L’Europe Veut Reprendre la Main sur son Espace Satellitaire
L’Union européenne (UE) intensifie ses efforts en matière de souveraineté spatiale, avec une proposition visant à réserver une partie des fréquences satellitaires aux opérateurs européens. Ce changement de doctrine marque un tournant dans la stratégie européenne, qui s’oriente désormais vers le contrôle des infrastructures orbitales essentielles pour les communications et l’économie numérique.
La réaction de SpaceX à cette initiative révèle que l’enjeu dépasse largement la simple question de gestion des fréquences radio. La bataille autour de la bande de 2 GHz représente un affrontement sur le contrôle des futures autoroutes numériques mondiales. En effet, lorsque la Commission européenne a proposé de réserver une partie de cette bande aux opérateurs européens, cela a été perçu comme un ajustement réglementaire. Cependant, SpaceX a rapidement dénoncé ce projet, arguant qu’il pourrait entraver le développement des services satellitaires directs vers les smartphones et engendrer des interférences affectant des services critiques.
Cette réaction souligne l’importance croissante de l’espace dans l’économie numérique mondiale, et l’UE souhaite réduire sa dépendance vis-à-vis d’acteurs étrangers pour l’exploitation de ces ressources. L’émergence de Starlink, avec ses milliers de satellites en orbite basse, a transformé la perception du satellite en une infrastructure stratégique. En Ukraine, Starlink a démontré sa capacité à maintenir des communications essentielles, soulevant des préoccupations en Europe quant à la dépendance à l’égard d’une entreprise américaine pour des services critiques en temps de guerre.
Cette prise de conscience intervient alors que l’UE cherche à réduire ses dépendances stratégiques dans divers domaines, notamment les semi-conducteurs et le cloud. Actuellement, la question se pose : l’Europe souhaite-t-elle que ses infrastructures critiques reposent sur des acteurs dont les décisions sont prises à l’étranger, principalement aux États-Unis ?

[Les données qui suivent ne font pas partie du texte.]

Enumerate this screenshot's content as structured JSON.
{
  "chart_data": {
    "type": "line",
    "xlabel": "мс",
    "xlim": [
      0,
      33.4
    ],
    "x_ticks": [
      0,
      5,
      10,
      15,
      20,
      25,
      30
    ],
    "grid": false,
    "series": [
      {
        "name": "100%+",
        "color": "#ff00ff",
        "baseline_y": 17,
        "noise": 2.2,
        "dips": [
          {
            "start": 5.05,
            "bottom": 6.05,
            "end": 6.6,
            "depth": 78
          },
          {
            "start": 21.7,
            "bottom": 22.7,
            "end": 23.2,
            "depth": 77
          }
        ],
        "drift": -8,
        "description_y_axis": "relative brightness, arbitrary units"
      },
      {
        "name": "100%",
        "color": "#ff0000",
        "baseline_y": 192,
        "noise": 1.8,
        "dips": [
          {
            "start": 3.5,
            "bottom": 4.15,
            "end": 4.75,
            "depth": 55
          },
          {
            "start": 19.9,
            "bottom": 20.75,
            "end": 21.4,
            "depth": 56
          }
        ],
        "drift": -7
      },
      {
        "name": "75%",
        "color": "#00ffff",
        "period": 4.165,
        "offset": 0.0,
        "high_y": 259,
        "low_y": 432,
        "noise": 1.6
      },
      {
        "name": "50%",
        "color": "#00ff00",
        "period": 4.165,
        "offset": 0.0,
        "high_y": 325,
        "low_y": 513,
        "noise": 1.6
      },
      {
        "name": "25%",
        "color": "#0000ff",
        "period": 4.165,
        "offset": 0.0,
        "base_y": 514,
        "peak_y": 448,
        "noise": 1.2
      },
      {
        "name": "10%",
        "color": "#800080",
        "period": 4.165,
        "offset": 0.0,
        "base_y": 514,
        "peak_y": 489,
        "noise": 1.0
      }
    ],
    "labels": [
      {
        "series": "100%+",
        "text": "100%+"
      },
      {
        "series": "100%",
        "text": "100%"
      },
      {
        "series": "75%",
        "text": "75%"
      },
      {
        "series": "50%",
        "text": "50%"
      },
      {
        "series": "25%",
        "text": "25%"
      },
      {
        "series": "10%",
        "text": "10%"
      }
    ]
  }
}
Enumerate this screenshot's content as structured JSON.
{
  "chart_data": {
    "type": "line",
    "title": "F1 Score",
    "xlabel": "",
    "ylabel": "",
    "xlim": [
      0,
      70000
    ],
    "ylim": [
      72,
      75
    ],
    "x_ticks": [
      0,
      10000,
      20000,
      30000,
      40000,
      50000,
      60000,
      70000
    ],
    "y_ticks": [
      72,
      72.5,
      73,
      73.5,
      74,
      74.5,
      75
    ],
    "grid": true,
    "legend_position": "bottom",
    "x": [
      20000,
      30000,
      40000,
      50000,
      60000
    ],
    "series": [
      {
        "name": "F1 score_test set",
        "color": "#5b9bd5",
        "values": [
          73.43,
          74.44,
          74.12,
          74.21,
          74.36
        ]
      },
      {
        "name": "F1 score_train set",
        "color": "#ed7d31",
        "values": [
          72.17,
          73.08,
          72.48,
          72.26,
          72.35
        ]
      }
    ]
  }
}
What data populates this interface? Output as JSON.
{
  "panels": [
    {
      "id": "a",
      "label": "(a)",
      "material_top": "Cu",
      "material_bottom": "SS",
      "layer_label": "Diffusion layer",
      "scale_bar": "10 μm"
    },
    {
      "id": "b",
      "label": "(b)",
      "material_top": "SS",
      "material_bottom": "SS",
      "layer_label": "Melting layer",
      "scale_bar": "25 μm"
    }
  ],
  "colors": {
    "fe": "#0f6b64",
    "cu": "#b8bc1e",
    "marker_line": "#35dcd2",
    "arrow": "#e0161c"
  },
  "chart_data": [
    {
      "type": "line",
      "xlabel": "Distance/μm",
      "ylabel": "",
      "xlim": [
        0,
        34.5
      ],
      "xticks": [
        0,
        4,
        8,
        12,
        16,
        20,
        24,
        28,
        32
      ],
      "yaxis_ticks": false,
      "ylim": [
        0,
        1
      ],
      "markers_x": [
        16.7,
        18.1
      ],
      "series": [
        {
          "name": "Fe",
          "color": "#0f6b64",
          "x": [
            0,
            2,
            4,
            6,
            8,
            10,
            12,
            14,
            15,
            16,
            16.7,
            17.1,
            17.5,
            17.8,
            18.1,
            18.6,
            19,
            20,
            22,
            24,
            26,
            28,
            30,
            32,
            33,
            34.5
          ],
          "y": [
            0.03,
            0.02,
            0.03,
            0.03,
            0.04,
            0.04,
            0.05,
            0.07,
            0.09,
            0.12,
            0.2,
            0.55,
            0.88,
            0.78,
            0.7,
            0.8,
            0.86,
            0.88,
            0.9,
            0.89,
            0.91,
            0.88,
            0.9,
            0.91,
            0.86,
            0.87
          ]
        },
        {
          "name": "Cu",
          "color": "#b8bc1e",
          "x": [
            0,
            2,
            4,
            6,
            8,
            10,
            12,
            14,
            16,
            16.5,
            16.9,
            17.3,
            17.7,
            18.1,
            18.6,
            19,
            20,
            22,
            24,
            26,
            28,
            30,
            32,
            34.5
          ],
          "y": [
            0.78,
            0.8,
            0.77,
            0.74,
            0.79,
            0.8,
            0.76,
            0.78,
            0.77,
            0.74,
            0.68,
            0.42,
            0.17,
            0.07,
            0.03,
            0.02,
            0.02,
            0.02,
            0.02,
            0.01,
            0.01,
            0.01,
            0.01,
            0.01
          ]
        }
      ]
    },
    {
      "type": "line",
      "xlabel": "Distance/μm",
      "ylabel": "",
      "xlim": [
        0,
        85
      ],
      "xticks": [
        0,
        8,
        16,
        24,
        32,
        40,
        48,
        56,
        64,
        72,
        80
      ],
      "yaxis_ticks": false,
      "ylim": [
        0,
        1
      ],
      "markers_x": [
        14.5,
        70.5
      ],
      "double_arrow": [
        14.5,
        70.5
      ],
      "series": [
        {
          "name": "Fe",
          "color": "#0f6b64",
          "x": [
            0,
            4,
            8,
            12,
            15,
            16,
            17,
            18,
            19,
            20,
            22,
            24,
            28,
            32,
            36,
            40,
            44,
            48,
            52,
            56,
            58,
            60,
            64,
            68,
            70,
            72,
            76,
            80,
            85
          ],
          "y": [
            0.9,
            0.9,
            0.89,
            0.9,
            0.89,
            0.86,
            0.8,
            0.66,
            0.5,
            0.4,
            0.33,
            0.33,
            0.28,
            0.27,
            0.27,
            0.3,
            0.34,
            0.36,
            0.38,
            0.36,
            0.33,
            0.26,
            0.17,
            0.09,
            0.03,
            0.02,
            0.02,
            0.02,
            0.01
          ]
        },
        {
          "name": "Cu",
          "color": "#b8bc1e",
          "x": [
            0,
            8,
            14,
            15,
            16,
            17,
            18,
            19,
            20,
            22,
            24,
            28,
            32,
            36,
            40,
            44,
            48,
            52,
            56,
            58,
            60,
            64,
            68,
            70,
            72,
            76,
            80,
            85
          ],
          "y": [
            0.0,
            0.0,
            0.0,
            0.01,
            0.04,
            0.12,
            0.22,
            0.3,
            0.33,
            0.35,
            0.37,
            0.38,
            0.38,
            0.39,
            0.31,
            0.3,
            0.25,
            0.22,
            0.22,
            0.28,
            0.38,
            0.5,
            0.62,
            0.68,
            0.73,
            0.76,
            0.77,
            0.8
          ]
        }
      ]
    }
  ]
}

La controverse autour de la bande de 2 GHz, cruciale pour les services direct-to-device, met en lumière une bataille industrielle sous-jacente. Ce marché, jugé prometteur pour la prochaine décennie, pourrait redéfinir le paysage des télécommunications. L’UE doit agir rapidement pour ne pas laisser SpaceX et d’autres acteurs étrangers dominer ce secteur.
Le programme IRIS², lancé par l’UE, vise à établir une constellation capable de fournir des communications sécurisées aux États membres et aux opérateurs critiques. Cependant, pour garantir la durabilité de cette initiative, un écosystème industriel solide et compétitif est nécessaire. Les décisions prises aujourd’hui concernant les fréquences auront un impact direct sur la construction de cet environnement.
La bataille pour la bande de 2 GHz n’est probablement que le début d’une transformation plus large dans le domaine spatial. Une réponse des États-Unis pourrait également survenir, entraînant des mes de réciprocité si l’Europe favorise ses propres opérateurs. Un nouveau front dans la quête de souveraineté spatiale est donc en train de s’ouvrir.